The Health and Social Care Act 2012 (the 2012 Act) gives NHS England statutory powers, under section 259(1)(a), to require data from health or social care bodies, or organisations that provide publicly funded health or adult social care in England, where it has been directed to establish an information system by the Secretary of State for Health and Social Care.

Data is required, as specified by NHS England in this published Data Provision Notice (Notice) below, to enable NHS England to comply with the GPES Data for Consented Research Directions 2026 (Directions) and the accompanying Directions Requirement Specification (Requirements Specification) issued by the Secretary of State for Health and Social Care to NHS England. Therefore, organisations that are in scope of the Notice (as identified below) are legally required, under section 259(5) of the 2012 Act, to comply with the requirement to provide the data in the form, manner and in accordance with the timing requirements specified below.
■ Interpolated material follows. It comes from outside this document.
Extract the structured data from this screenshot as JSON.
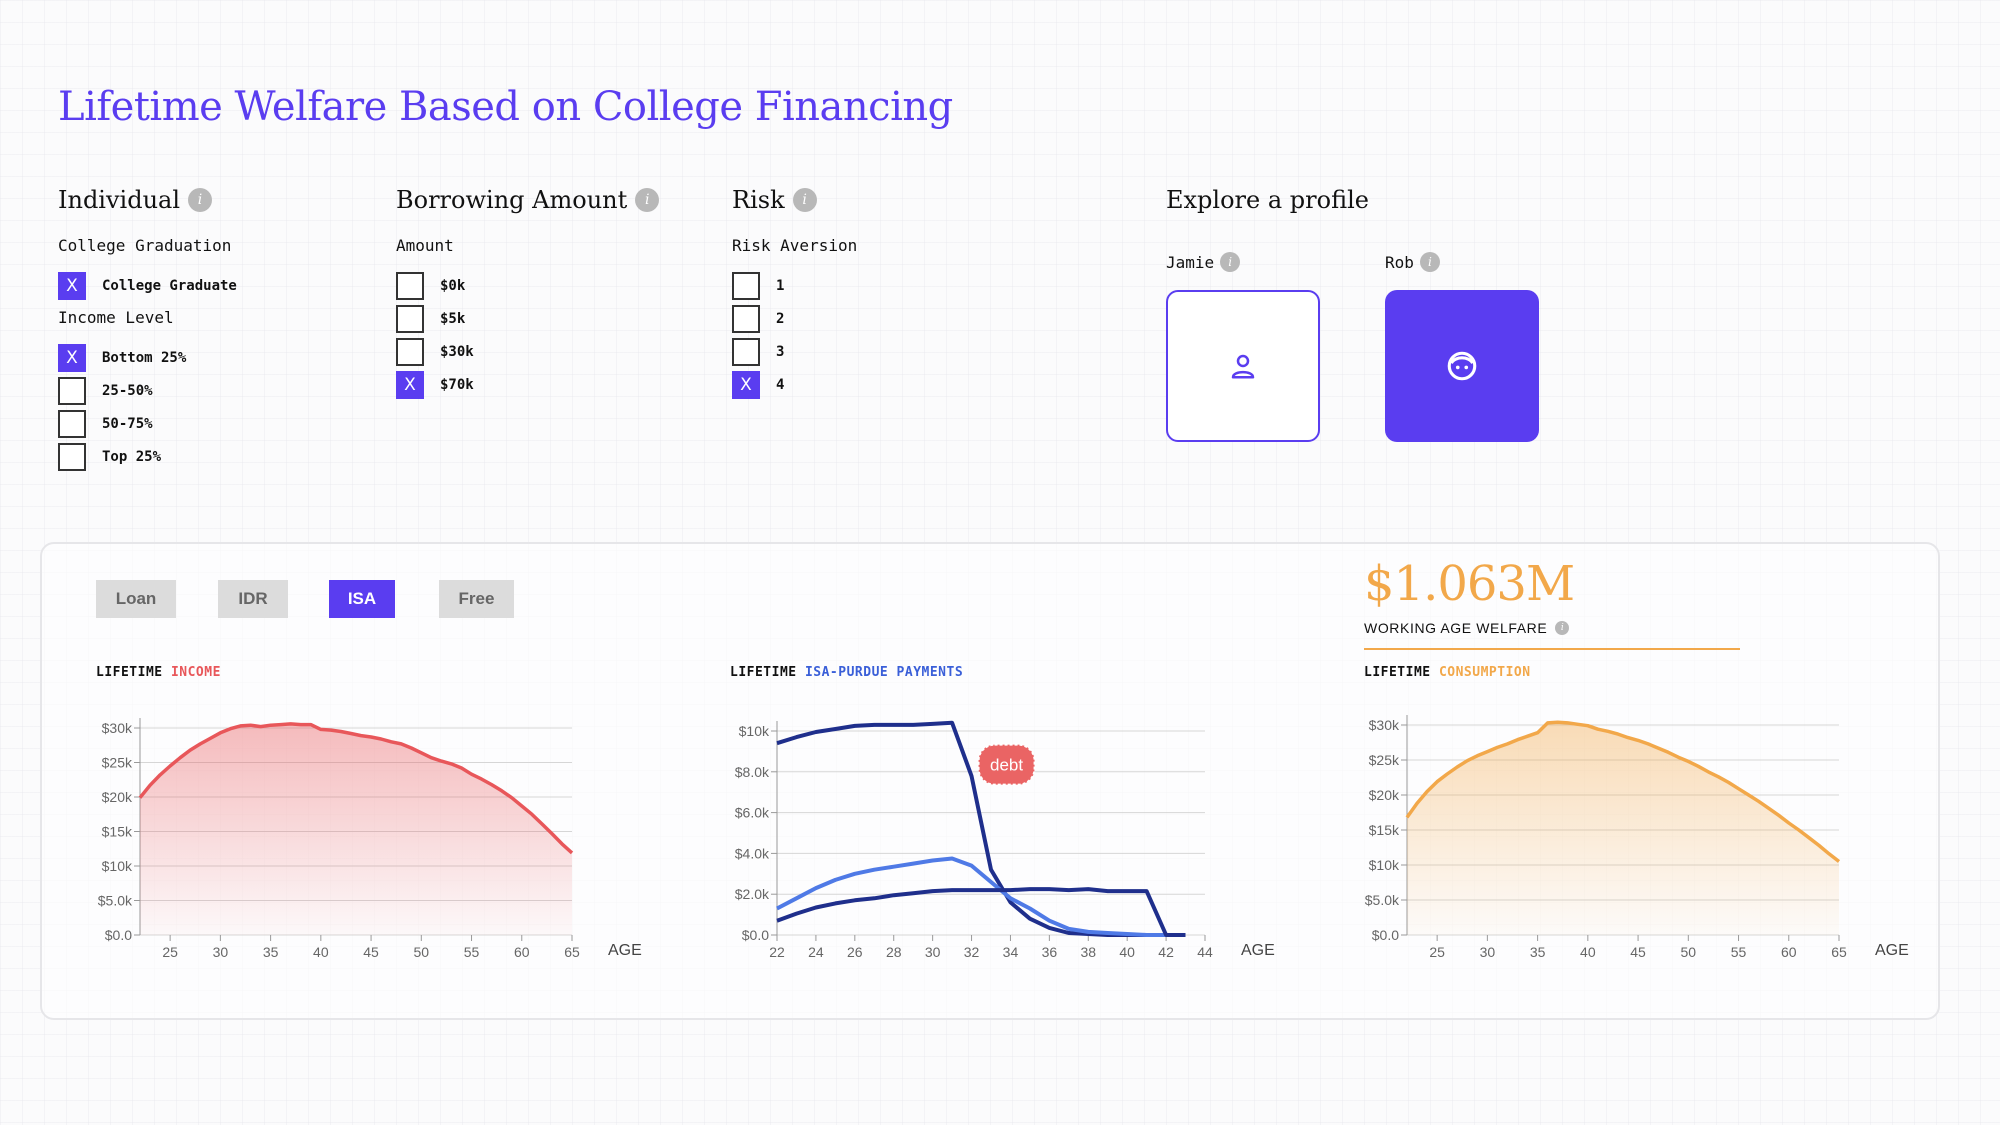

All patients currently registered with a General Practice or with a date of death on or after 1 November 2019 whose record contains certain coded information. For each patient, NHS England requires the following personal data:

• NHS Number 
• postcode 
• address 
• surname and forename 
• sex 
• ethnicity 
• date of birth 
• date of death 

Data will be collected for the associated SNOMED code(s) and date(s) for GP record entries including: 

• diagnoses and findings 
• medications and other prescribed items 
• investigations, tests and results 
• treatments and outcomes 
• vaccinations and immunisations

Type 1 objections are applied to data prior to collection by NHS England and those records are excluded from the Data Specification. Therefore, the data for those participants who have registered a Type 1 objection with their GP will not be collected and will not be available to share with an approved research study, even if explicit consent has been provided by or on behalf of those participants, for so long as a Type 1 objection is in place.

Collection of data is via a monthly extract. This means that all activity which happens in the preceding month is collected every month. The collection is anticipated to continue until the expiry of the Directions.